Robert Bringhurst was born in Los Angeles in 1946 and raised largely in Montana and Alberta. His father, however, was born near Garland, Wyoming. As a boy, Bringhurst spent many summers with his grandmother in Lovell. He has published nearly twenty books of poetry over nearly four decades, from The Shipwright's Log (1972) to the recent Selected Poems, issued by Gaspereau Press in 2009. Design schools and publishers throughout the Western Hemisphere rely on his book The Elements of Typographic Style (3rd ed., 2004), which has now been translated into ten languages.

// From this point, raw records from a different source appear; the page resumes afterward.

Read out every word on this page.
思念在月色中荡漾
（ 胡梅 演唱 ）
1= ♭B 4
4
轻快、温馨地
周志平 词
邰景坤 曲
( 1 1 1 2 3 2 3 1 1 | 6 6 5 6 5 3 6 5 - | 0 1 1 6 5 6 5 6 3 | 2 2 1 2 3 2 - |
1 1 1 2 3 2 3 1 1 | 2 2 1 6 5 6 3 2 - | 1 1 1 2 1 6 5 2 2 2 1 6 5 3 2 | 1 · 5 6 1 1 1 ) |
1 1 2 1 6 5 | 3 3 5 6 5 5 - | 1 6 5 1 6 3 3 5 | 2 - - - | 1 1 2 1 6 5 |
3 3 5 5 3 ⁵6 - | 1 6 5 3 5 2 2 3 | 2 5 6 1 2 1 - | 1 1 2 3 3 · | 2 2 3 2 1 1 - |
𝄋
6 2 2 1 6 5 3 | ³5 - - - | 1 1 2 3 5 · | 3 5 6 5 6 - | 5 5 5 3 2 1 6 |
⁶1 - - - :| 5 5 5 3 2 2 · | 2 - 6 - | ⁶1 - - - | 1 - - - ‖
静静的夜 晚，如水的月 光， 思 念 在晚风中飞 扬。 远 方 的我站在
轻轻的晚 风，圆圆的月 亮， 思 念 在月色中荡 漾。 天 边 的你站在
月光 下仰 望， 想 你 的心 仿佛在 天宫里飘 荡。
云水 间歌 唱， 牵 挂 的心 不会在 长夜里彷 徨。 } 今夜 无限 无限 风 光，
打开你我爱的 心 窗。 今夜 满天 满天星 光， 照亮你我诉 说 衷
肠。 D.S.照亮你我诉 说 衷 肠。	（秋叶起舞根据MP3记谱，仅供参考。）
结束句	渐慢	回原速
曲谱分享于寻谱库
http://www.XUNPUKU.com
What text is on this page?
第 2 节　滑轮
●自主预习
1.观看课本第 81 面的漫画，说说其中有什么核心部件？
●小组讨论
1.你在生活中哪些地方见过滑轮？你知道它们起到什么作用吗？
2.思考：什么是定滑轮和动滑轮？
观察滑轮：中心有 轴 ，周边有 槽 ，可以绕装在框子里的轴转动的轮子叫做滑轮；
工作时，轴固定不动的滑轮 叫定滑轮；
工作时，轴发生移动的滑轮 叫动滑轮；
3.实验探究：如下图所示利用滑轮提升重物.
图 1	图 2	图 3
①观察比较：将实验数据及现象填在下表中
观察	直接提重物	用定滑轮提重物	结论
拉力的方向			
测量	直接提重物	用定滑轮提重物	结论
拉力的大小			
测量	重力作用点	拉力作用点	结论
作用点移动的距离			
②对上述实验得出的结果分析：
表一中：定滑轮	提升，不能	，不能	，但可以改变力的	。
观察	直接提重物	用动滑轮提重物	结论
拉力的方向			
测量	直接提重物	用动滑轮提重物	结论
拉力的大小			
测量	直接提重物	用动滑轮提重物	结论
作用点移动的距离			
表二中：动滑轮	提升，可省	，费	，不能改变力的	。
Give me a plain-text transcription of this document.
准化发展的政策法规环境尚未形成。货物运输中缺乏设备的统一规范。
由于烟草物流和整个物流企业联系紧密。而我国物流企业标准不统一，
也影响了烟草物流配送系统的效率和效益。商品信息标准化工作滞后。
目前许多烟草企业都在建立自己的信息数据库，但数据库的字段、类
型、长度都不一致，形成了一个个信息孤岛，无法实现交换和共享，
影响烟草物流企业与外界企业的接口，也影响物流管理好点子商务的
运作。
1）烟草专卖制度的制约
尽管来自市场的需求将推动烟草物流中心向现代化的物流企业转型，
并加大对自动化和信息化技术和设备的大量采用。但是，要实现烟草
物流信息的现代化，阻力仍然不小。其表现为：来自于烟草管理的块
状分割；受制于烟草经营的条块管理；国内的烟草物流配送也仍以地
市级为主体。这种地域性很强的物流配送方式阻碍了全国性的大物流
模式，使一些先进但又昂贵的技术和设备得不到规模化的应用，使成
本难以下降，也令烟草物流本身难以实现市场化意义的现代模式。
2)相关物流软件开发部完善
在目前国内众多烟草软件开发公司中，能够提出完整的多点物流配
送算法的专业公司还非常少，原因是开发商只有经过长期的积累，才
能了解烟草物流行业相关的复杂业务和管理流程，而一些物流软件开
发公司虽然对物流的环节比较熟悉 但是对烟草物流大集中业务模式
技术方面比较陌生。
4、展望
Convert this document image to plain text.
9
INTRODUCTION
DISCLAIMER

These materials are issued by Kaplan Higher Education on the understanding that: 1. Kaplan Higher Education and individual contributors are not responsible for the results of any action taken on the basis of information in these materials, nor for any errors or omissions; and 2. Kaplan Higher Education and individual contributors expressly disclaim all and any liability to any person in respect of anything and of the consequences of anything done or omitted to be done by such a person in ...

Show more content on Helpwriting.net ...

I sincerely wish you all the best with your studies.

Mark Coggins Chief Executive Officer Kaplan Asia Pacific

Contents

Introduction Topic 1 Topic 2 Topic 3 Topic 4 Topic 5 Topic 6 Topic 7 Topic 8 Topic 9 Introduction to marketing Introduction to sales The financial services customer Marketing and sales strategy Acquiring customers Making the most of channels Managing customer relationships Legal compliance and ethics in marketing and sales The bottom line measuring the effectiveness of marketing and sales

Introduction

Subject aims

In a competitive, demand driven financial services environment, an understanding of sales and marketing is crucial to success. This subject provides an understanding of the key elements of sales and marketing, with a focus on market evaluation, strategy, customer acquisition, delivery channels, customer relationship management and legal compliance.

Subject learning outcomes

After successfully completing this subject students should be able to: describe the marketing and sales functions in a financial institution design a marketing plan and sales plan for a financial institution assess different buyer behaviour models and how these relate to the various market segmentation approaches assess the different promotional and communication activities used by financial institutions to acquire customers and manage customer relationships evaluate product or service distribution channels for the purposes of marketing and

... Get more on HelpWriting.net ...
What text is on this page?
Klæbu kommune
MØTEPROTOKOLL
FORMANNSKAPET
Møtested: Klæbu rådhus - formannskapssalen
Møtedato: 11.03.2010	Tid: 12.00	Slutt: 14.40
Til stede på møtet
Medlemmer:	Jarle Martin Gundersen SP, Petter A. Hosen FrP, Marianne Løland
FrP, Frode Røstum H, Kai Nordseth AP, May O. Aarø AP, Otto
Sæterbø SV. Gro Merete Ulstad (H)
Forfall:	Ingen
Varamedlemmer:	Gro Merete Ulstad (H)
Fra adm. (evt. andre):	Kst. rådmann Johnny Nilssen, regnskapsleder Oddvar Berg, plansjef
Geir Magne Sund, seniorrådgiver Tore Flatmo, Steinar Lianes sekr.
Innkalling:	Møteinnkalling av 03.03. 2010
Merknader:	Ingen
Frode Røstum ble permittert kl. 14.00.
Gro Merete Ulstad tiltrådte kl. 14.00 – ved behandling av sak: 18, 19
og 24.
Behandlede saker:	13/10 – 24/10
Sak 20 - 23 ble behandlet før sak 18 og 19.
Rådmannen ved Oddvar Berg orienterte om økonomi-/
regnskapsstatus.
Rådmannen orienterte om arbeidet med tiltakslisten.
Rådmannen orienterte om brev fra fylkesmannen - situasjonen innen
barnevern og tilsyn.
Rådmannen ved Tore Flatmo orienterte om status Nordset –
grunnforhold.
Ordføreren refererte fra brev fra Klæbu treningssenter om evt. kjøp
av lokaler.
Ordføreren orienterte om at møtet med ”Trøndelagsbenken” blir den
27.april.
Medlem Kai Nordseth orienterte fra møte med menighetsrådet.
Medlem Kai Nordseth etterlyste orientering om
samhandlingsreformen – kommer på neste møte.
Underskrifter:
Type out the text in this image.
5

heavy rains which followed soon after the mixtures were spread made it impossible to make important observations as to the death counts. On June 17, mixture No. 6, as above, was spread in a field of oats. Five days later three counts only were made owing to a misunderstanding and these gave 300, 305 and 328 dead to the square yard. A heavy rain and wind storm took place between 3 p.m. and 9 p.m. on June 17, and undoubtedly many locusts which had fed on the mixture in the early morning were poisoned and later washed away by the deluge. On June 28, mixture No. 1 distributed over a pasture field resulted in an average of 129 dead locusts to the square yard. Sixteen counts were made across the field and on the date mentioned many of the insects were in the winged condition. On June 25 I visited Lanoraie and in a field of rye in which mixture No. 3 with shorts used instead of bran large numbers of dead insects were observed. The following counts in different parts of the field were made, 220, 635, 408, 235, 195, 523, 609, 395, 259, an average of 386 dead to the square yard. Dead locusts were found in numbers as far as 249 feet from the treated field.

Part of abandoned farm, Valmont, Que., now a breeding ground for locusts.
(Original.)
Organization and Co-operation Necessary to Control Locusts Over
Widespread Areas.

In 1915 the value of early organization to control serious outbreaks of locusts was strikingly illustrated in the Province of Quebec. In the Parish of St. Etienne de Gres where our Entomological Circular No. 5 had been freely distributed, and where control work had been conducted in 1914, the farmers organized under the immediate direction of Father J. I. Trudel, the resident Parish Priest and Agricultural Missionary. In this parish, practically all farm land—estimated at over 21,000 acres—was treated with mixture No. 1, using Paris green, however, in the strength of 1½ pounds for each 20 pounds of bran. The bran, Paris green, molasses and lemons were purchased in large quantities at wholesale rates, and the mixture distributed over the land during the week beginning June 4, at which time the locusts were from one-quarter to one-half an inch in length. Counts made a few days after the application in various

In 1999, Bringhurst published a groundbreaking study of a Native American oral literature, A Story as Sharp as a Knife: The Classical Haida Mythtellers and Their World (1999). Two volumes of translation followed: Nine Visits to the Mythworld (nine mythtexts dictated by the Haida poet Ghandl) and Being in Being: The Collected Works of Skaay of the Qquuna Qiighawaay. In 2004, this trilogy won the prestigious Edward Sapir Prize, awarded by the Society for Linguistic Anthropology, and was chosen as Literary Editor's Book of the Year by the Times of London. "Bringhurst's achievement," wrote Margaret Atwood, "is gigantic, as well as heroic. It's one of those works that rearranges the inside of your head." Bringhurst has been a Guggenheim Fellow in poetry, writer-in-residence at the universities of Edinburgh, Winnipeg, and Western Ontario, and Philips Fund Research Fellow at the American Philosophical Society, Philadelphia. Bringhurst and Zwicky will hold a joint residency for several weeks during Fall 2010.
David Romtvedt was born in Portland, Oregon and grew up in Southern Arizona. A graduate of Reed College and the University of Iowa Writers' Workshop, he also studied at the University of Texas where he held a graduate fellowship in folklore and ethnomusicology. After serving in the Peace Corps in Zaire (currently Congo) and Rwanda and on a sister city construction project in Jalapa, Nicaragua, he worked as the folk arts program manager for the Centrum Foundation. He teaches in the MFA program for writers at the University of Wyoming and serves as the state's poet laureate. His books include: Moon; Free and Compulsory for All; How Many Horses; Windmill: Essays from Four Mile Ranch; A Flower Whose Name I Do Not Know; Crossing Wyoming; and Some Church. He is the recipient of the Wyoming Governor's Arts Award, a Wyoming Arts Council Literature fellowship, the Pushcart Prize, the National Poetry series award, and two NEA fellowships in poetry and music. He lives in Buffalo, Wyoming with his wife, the potter Margo Brown.